Maia foi presidente da Câmara até início deste ano e tornou-se um dos principais adversários de Bolsonaro. Garcia é vice de João Doria (PSDB), outro rival do presidente.
Na época, a foto viralizou na internet e foi usada pela militância bolsonarista como uma suposta prova de que o ministro atua de maneira política para desgastar Bolsonaro no STF.
A reunião, fotografada e publicada em redes sociais, não foi a única realizada entre Moraes e Maia, que costumam se encontrar com certa frequência. Nessas conversas, também são discutidas maneiras de o Congresso ajudar o STF nos embates com Bolsonaro.
No meio do ano, por exemplo, o presidente elevou o tom contra o Supremo e o TSE (Tribunal Superior Eleitoral), afirmou em diversas ocasiões que as urnas eletrônicas eram passíveis de fraude e chegou a insinuar que havia um complô da cúpula do Judiciário para impedir sua reeleição.
Os ministros do STF que pertencem ao tribunal eleitoral, no entanto, diziam acreditar que seria inviável alterar o sistema eleitoral, além de verem a mudança como prejudicial à confiabilidade da eleição.
Como o chefe do Executivo havia tomado o tema como bandeira, diversos partidos passaram a apoiar o voto impresso. Os ministros, porém, reagiram e tiveram sucesso nos bastidores ao articular para que importantes legendas recuassem da ideia.
Nesse processo, quem mais se destacou foi Moraes. O presidente do TSE, ministro Luís Roberto Barroso, passou por ampla exposição pública na defesa da urna eletrônica, mas não tem o mesmo traquejo do colega para negociar com congressistas.
Moraes é oriundo da política e fala uma linguagem mais próxima da classe política. Ele já ocupou cargos no primeiro escalão da Prefeitura de São Paulo, do Governo de São Paulo e do Executivo federal.
Na experiência municipal, foi uma espécie de supersecretário de Gilberto Kassab, à época no DEM. No âmbito estadual, integrou o secretariado de Geraldo Alckmin, então expoente do PSDB, partido ao qual foi filiado.
Em 2016, antes de chegar ao Supremo, foi alçado ao posto de ministro da Justiça quando Michel Temer (MDB) chegou ao poder após o impeachment de Dilma Rousseff (PT).
À frente desses cargos, o atual ministro do STF estabeleceu relação próxima com atores da política, o que facilita o diálogo com o Congresso. Essa interlocução, aliás, também foi necessária para evitar uma derrota ao próprio ministro e ao Supremo no Congresso.

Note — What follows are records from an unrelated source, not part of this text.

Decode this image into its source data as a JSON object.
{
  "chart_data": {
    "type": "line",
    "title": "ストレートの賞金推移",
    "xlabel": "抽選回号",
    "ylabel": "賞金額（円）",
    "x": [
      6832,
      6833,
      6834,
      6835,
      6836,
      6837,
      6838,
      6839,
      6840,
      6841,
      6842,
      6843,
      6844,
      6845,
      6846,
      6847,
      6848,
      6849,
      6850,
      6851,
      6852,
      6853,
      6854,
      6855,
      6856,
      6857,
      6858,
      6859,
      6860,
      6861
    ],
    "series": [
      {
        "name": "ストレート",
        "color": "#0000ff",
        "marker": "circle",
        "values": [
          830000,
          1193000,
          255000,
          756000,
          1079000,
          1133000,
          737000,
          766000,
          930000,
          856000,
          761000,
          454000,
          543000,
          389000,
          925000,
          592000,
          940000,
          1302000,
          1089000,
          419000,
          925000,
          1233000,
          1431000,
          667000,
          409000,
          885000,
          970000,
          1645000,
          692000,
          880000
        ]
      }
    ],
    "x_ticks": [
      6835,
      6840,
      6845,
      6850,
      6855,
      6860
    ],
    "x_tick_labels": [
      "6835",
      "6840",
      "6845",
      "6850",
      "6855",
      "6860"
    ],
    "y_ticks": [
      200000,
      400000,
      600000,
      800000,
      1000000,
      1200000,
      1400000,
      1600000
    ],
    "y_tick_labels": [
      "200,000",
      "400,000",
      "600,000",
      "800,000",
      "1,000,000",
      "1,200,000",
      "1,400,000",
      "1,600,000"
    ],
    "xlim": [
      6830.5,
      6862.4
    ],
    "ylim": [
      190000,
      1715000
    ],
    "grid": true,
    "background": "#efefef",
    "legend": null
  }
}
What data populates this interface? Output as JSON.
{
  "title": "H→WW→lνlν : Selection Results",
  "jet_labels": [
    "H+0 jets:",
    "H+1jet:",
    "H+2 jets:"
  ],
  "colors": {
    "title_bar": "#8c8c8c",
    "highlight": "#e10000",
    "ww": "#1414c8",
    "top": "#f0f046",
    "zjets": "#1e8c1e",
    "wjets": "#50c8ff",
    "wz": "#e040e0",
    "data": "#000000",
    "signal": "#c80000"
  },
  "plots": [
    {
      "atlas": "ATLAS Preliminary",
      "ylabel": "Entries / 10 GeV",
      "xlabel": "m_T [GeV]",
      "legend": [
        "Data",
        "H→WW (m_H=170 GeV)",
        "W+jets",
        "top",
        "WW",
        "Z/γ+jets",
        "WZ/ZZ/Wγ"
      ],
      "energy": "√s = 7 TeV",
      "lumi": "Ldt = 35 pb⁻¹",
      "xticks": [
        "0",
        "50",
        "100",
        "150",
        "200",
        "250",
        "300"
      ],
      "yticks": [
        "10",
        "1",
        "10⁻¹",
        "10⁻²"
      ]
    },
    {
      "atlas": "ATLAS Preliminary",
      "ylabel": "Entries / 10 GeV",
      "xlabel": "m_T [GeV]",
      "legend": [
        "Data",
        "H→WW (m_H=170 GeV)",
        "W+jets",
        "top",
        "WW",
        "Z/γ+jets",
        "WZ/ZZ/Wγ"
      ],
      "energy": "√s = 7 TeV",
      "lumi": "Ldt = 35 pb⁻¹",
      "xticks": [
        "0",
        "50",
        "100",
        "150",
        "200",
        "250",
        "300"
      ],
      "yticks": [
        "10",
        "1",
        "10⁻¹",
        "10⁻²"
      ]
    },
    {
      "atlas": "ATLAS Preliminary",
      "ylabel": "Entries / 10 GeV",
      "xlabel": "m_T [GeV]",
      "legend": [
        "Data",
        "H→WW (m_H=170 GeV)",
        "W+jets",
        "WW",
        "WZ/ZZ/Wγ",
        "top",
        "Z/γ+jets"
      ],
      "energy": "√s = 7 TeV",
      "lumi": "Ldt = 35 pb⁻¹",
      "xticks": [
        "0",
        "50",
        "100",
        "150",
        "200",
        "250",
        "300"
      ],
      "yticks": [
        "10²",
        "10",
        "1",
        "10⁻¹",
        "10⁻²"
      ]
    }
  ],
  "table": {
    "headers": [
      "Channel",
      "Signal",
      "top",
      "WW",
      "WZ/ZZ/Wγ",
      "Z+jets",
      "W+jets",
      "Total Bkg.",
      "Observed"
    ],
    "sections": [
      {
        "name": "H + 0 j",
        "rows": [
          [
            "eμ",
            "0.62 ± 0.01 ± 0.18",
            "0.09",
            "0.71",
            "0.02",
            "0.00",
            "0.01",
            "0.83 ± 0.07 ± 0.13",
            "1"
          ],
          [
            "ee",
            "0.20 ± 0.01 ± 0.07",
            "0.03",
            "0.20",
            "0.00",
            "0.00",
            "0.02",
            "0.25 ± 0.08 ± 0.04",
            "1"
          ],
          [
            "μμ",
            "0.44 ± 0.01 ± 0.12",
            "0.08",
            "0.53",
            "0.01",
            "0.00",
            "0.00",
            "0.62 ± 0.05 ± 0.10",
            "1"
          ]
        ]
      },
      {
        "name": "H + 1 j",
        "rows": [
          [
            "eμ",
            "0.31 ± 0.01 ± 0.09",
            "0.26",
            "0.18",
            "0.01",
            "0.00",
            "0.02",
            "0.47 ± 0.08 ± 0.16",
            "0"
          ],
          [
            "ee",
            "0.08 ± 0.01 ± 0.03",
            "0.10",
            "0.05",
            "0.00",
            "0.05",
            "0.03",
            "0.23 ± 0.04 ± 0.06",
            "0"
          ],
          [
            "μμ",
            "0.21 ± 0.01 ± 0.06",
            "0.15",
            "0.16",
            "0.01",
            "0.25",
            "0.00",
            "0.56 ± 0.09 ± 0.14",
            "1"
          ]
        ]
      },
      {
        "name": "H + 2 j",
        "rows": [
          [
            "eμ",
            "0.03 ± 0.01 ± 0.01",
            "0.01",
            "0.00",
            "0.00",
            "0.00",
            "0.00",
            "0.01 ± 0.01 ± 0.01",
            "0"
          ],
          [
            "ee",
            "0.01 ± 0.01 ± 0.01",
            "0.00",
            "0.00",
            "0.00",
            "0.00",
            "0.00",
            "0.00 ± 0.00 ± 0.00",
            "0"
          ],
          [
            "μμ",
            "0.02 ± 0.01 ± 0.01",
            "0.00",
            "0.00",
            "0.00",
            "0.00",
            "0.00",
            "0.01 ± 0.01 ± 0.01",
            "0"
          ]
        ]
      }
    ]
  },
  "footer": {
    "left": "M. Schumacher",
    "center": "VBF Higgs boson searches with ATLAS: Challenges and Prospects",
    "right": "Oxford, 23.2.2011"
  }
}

Em fevereiro, Moraes determinou a prisão do deputado federal Daniel Silveira (PSL-RJ) após ele publicar vídeo com ameaças e xingamentos a ministros do STF.
A decisão foi alvo de críticas por ter sido dada de ofício, sem provocação da PGR (Procuradoria-Geral da República) ou da Polícia Federal, e por ter sido decretada prisão em flagrante em razão de publicação em rede social, o que é incomum.
O Legislativo tem a prerrogativa de revisar decisão judicial que manda prender um parlamentar e, inicialmente, o clima era favorável a Silveira.
Liderados por Moraes, porém, os ministros do STF iniciaram um movimento para pressionar líderes do Congresso, por entenderem que era importante manter a prisão a fim de estancar o movimento da base bolsonarista de atacar a corte. Ao fim, a detenção foi mantida por 364 votos a 130.